Be prepared to present the impact of a cyber attack from a financial standpoint and its potential impact to the balance sheet. Data breach calculators won’t give you sophisticated enough metrics for today’s cyber exposures; instead, present the findings from loss quantification studies. Position your organization’s cyber protection as a combination of cyber security technology and cyber insurance. It’s also important to talk about cyber as a potential personal exposure for directors and officers, and how cyber and D&O coverages can mitigate that risk.
One challenge in getting the budget for cyber insurance is increasing rates. Instead of only talking about what could happen if the company doesn’t have cyber coverage, talk about the benefits to the company if it does. Position coverage less as an expense and more as a value-add. Cyber insurance carriers will typically give you access to pre-vetted vendors, a major benefit in the event of a breach. Make sure the board knows that cyber coverage extensions that may have been available on the organization’s other Property and Casualty policies will likely be removed as carriers seek to exclude cyber risk under non-cyber policies. The landscape is changing—and risk managers can navigate it best.

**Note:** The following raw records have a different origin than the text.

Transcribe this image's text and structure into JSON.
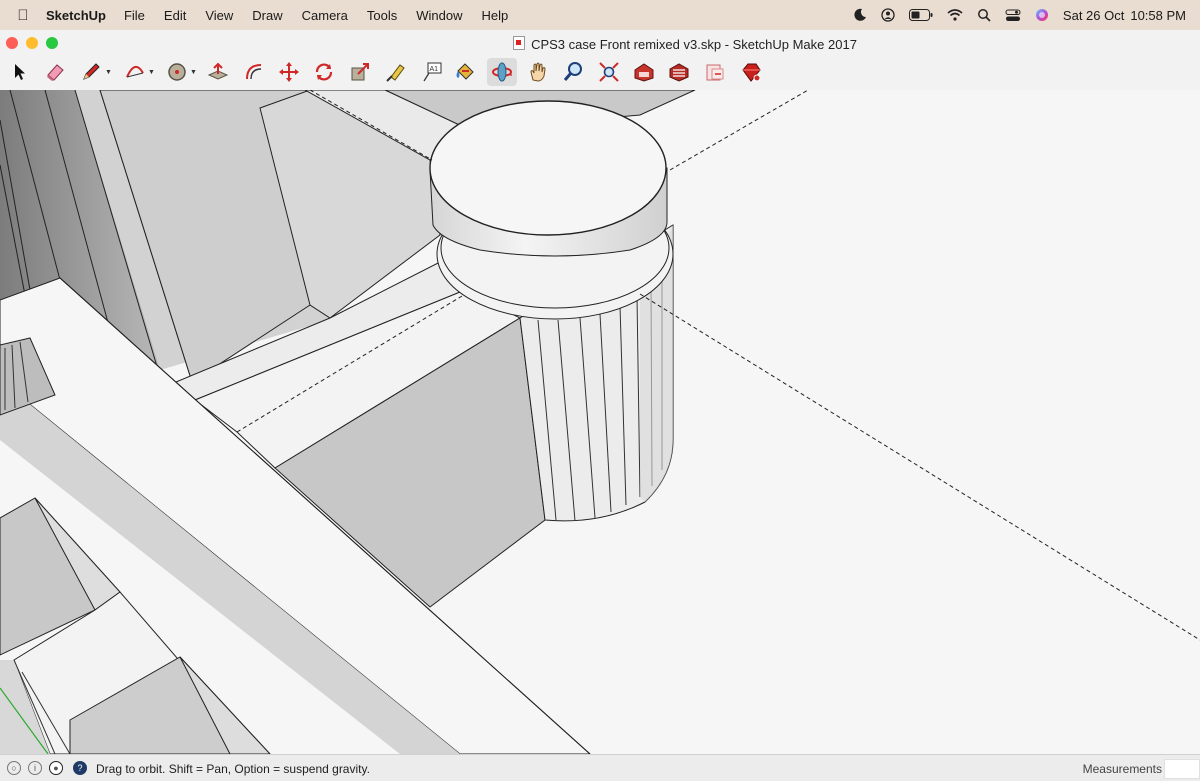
{
  "menubar": {
    "app_name": "SketchUp",
    "menus": [
      "File",
      "Edit",
      "View",
      "Draw",
      "Camera",
      "Tools",
      "Window",
      "Help"
    ],
    "date": "Sat 26 Oct",
    "time": "10:58 PM"
  },
  "window": {
    "title": "CPS3 case Front remixed v3.skp - SketchUp Make 2017"
  },
  "toolbar": {
    "tools": [
      {
        "name": "select",
        "icon": "arrow-cursor-icon"
      },
      {
        "name": "eraser",
        "icon": "eraser-icon"
      },
      {
        "name": "line",
        "icon": "pencil-icon"
      },
      {
        "name": "arc",
        "icon": "arc-icon"
      },
      {
        "name": "shapes",
        "icon": "circle-icon"
      },
      {
        "name": "push-pull",
        "icon": "push-pull-icon"
      },
      {
        "name": "offset",
        "icon": "offset-icon"
      },
      {
        "name": "move",
        "icon": "move-icon"
      },
      {
        "name": "rotate",
        "icon": "rotate-icon"
      },
      {
        "name": "scale",
        "icon": "scale-icon"
      },
      {
        "name": "tape-measure",
        "icon": "tape-measure-icon"
      },
      {
        "name": "text",
        "icon": "text-icon"
      },
      {
        "name": "paint-bucket",
        "icon": "paint-bucket-icon"
      },
      {
        "name": "orbit",
        "icon": "orbit-icon"
      },
      {
        "name": "pan",
        "icon": "hand-icon"
      },
      {
        "name": "zoom",
        "icon": "magnifier-icon"
      },
      {
        "name": "zoom-extents",
        "icon": "zoom-extents-icon"
      },
      {
        "name": "3d-warehouse",
        "icon": "warehouse-icon"
      },
      {
        "name": "extension-warehouse",
        "icon": "extension-icon"
      },
      {
        "name": "layout",
        "icon": "layout-icon"
      },
      {
        "name": "extension-manager",
        "icon": "ruby-icon"
      }
    ],
    "active_tool": "orbit",
    "text_tool_label": "A1"
  },
  "statusbar": {
    "hint": "Drag to orbit. Shift = Pan, Option = suspend gravity.",
    "help_glyph": "?",
    "measurements_label": "Measurements",
    "measurements_value": ""
  }
}
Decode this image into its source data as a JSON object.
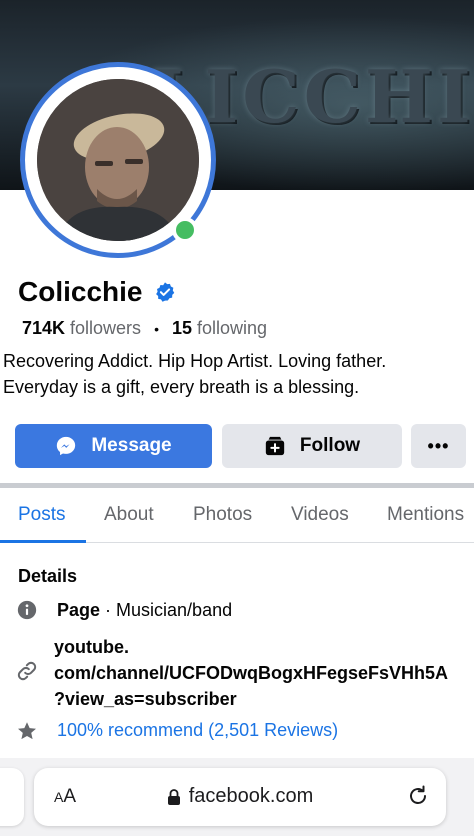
{
  "cover": {
    "text": "LICCHIE"
  },
  "profile": {
    "name": "Colicchie",
    "followers_count": "714K",
    "followers_label": "followers",
    "separator": "•",
    "following_count": "15",
    "following_label": "following",
    "bio_line1": "Recovering Addict. Hip Hop Artist. Loving father.",
    "bio_line2": "Everyday is a gift, every breath is a blessing.",
    "online": true
  },
  "actions": {
    "message_label": "Message",
    "follow_label": "Follow",
    "more_label": "•••"
  },
  "tabs": [
    {
      "label": "Posts",
      "active": true
    },
    {
      "label": "About",
      "active": false
    },
    {
      "label": "Photos",
      "active": false
    },
    {
      "label": "Videos",
      "active": false
    },
    {
      "label": "Mentions",
      "active": false
    }
  ],
  "details": {
    "title": "Details",
    "page_label": "Page",
    "page_category": " · Musician/band",
    "link_line1": "youtube.",
    "link_line2": "com/channel/UCFODwqBogxHFegseFsVHh5A",
    "link_line3": "?view_as=subscriber",
    "recommend": "100% recommend (2,501 Reviews)"
  },
  "browser": {
    "text_size_big": "A",
    "text_size_small": "A",
    "url": "facebook.com"
  },
  "icons": {
    "verified": "verified-badge-icon",
    "messenger": "messenger-icon",
    "follow": "follow-icon",
    "info": "info-icon",
    "link": "link-icon",
    "star": "star-icon",
    "lock": "lock-icon",
    "reload": "reload-icon"
  },
  "colors": {
    "accent": "#1b74e4",
    "message_button": "#3b78e0",
    "secondary_button": "#e4e6eb",
    "online": "#45bd62",
    "avatar_ring": "#3e77d8"
  }
}
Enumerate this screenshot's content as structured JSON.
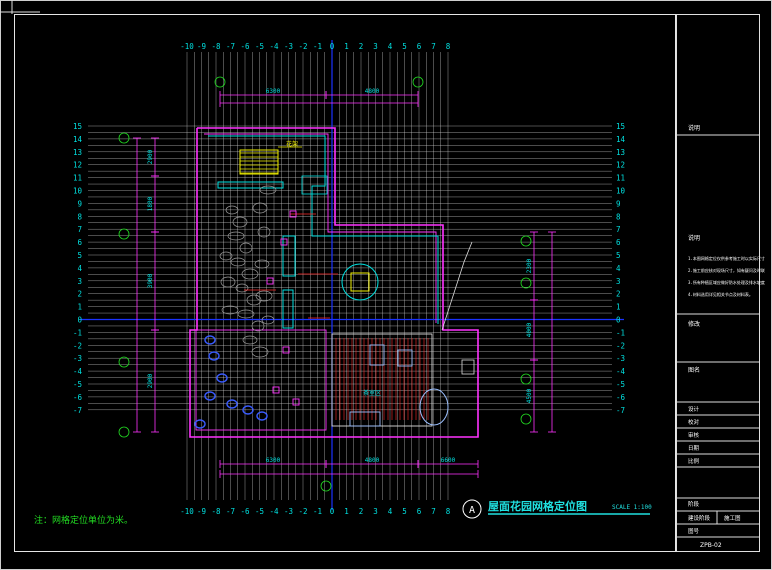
{
  "drawing": {
    "x_axis_numbers": [
      "-10",
      "-9",
      "-8",
      "-7",
      "-6",
      "-5",
      "-4",
      "-3",
      "-2",
      "-1",
      "0",
      "1",
      "2",
      "3",
      "4",
      "5",
      "6",
      "7",
      "8"
    ],
    "y_axis_numbers": [
      "15",
      "14",
      "13",
      "12",
      "11",
      "10",
      "9",
      "8",
      "7",
      "6",
      "5",
      "4",
      "3",
      "2",
      "1",
      "0",
      "-1",
      "-2",
      "-3",
      "-4",
      "-5",
      "-6",
      "-7"
    ],
    "top_dims": [
      "6300",
      "4800"
    ],
    "bottom_dims": [
      "6300",
      "4800",
      "6600"
    ],
    "left_dims": [
      "2900",
      "1800",
      "3900",
      "2900"
    ],
    "right_dims": [
      "2300",
      "4000",
      "4500"
    ],
    "room_label": "花架",
    "room_label_2": "茶室区"
  },
  "title": {
    "text": "屋面花园网格定位图",
    "scale": "SCALE 1:100",
    "note": "注：网格定位单位为米。",
    "north": "A"
  },
  "title_block": {
    "row1": "说明",
    "notes": [
      "1.本图网格定位仅供参考施工时以实际尺寸为准。",
      "2.施工前应核对现场尺寸，如有疑问及时联系。",
      "3.所有种植区域应做好防水处理及排水坡度，坡度不小于1%。",
      "4.材料选用详见相关节点及材料表。"
    ],
    "row2": "修改",
    "row3": "图名",
    "label_a": "设计",
    "label_b": "校对",
    "label_c": "审核",
    "label_d": "日期",
    "label_e": "比例",
    "stage_label": "阶段",
    "stage": "施工图",
    "drawing_no_label": "图号",
    "drawing_no": "ZPB-02"
  },
  "colors": {
    "grid": "#d8d8d8",
    "axis": "#1a33ff",
    "cyan": "#00e0e0",
    "magenta": "#ff33ff",
    "yellow": "#f0f000",
    "red": "#ff2a2a",
    "green": "#22dd22",
    "white": "#ffffff"
  }
}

Boards are also focused on reputations, and a cyber breach or other event has significant reputation implications. And it’s not just risks faced directly by the organization; if an attack hits a vendor or partner in your supply chain, and you get compromised downstream, customers and the public may associate the breach with your brand for years into the future.

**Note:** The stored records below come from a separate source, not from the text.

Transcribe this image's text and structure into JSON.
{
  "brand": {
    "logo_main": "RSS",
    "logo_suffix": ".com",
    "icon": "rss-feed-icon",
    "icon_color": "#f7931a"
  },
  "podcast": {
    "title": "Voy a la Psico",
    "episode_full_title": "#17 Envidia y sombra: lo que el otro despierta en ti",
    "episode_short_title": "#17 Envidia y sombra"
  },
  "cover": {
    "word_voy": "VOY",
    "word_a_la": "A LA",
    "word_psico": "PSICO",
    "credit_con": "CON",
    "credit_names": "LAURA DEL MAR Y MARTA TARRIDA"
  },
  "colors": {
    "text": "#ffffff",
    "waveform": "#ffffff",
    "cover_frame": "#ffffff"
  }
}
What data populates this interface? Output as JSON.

And finally, give the holistic view. Frame cyber insurance in the context of the many steps your company is taking to understand and plan for a cyber breach.
Cyber attacks are unfortunately becoming less of an “if” and more of a “when”—51% of companies had a security exploit or data breach one or more times in the past two years, with an average total financial impact of $4.5 million.5 Due to the likelihood of an attack, if you don’t buy cyber insurance as a large, publicly traded organization, a claim could come against you that the board breached its fiduciary duty.
Insurance can reassure the board because it’s a strong backstop. But the mistake some companies make is to buy cyber insurance and not invest in a cyber strategy beyond that. The most prepared organizations don’t treat cyber insurance as a panacea; they treat it as a safety net when they’re already investing in assessment, quantification, training, and business continuity management (BCM), incident response and disaster recovery.
Plus, when you go into the insurance market, you want the best possible risk profile. The rates you’re offered will reflect the maturity of your cyber strategy.
If you don’t receive funding from the board for cyber insurance initially, don’t give up. It can sometimes take several years of conversations with key stakeholders to help them understand the exposures and gaps the organization faces. Do more risk quantification studies and let the data prove your point about the company’s exposure. During that time, the market may change, and it often happens that when the board finally chooses to invest, it will wishes it would have done so sooner and gotten a better price. Whatever happens, be resilient and keep at it, because cyber risks aren’t going away anytime soon.
It’s undeniable that cyber risk is growing. But with a smart strategy, a focus on collaboration, and the right conversations with the right stakeholders, risk managers will be well positioned to manage and insure the risk.
This material has been prepared for informational purposes only and should not be relied upon for any other purpose. You should consult with your own legal and information security advisors or IT Department before implementing any recommendation or guidance provided herein.